Question

(a) What is wrong with the following equation?

\(\frac{{{x^2} + x - 6}}{{x - 2}} = x + 3\)

(b) In view of part (a), explain why the equation

\(\mathop {\lim }\limits_{x \to 2} \frac{{{x^2} + x - 6}}{{x - 2}} = \mathop {\lim }\limits_{x \to 2} \,x + 3\)

is correct

Short answer

1. This equation does not hold for \(x = 2\).
2. As \(x\) approaches 2, both sides of the equation become equal. The reason is on calculating \(\mathop {\lim }\limits_{x \to a} f\left( x \right)\), the point \(x = 2\) is never considered.

Step-by-step solution

Analyze the given equation for any discontinuity

The first equation is\(\frac{{{x^2} + x - 6}}{{x - 2}} = x + 3\).

In this equation, the left side has a rational polynomial, which is not defined for\(x = 2\), or its denominator becomes 0 for\(x = 2\).

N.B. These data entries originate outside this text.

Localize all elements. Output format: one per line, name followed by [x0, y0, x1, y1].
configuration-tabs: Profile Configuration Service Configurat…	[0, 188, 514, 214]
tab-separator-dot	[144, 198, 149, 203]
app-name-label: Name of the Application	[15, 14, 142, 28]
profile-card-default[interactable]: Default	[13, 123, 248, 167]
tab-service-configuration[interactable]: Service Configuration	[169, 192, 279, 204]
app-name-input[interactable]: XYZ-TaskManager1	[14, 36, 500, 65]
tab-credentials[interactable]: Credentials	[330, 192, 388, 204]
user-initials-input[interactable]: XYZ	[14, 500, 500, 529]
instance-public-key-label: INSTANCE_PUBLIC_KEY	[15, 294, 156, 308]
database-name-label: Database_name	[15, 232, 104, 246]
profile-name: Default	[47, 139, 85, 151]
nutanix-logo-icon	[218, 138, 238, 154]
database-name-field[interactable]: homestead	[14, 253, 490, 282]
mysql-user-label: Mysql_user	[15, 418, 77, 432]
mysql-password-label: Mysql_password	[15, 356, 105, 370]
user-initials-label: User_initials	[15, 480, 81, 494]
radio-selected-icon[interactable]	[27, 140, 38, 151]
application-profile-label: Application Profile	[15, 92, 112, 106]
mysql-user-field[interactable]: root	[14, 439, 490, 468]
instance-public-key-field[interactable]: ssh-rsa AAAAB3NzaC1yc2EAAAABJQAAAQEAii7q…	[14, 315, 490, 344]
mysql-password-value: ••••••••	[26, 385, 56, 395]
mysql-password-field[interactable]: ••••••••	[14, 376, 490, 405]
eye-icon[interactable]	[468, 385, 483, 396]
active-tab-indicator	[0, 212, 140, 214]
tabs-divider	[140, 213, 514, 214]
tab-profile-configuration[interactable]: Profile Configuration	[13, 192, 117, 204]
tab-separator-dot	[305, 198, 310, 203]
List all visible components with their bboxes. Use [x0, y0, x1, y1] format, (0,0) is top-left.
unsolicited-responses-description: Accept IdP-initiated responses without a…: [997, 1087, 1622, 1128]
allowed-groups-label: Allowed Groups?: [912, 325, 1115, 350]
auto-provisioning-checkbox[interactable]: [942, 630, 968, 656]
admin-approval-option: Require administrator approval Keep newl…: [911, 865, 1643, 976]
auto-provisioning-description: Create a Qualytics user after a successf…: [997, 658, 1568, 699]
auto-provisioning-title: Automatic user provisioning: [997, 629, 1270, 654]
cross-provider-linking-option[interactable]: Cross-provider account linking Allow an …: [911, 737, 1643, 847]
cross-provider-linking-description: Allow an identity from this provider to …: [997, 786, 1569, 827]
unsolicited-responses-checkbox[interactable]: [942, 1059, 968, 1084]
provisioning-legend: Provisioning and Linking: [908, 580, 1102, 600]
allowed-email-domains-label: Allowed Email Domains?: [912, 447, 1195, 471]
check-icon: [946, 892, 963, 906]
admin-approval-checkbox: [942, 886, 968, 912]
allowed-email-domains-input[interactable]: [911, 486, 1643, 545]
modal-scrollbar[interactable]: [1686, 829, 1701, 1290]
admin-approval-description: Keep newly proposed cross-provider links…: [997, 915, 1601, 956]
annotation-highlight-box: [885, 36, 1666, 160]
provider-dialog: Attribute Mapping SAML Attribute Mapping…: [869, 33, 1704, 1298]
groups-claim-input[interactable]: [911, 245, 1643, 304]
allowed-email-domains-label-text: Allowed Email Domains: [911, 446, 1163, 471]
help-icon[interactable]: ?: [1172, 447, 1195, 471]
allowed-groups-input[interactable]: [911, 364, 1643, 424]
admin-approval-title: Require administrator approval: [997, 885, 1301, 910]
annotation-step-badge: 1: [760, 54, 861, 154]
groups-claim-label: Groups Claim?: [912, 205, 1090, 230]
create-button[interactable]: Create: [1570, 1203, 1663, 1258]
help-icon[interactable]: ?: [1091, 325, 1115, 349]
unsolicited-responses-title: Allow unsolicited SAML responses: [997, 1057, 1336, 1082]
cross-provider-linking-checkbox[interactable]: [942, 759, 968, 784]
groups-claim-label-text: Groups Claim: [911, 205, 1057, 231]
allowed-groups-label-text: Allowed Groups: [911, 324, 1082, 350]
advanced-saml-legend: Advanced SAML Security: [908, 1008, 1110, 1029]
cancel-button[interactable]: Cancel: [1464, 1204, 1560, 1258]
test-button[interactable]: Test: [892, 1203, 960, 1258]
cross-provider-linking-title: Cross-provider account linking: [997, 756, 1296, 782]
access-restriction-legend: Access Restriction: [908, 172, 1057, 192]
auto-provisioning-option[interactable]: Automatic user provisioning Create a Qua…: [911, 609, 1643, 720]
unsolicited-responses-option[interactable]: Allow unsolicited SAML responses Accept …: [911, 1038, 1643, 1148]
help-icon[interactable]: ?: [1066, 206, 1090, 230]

Whereas the right part is a monomial, which is defined for all\(x\).

Thus, this equation does not hold for \(x = 2\).

Use the definition of limit

The equation does not hold for\(x = 2\), but as\(x\)approaches 2, both sides of the equation become equal.

The reason is on calculating \(\mathop {\lim }\limits_{x \to a} f\left( x \right)\), the point \(x = 2\) is never considered.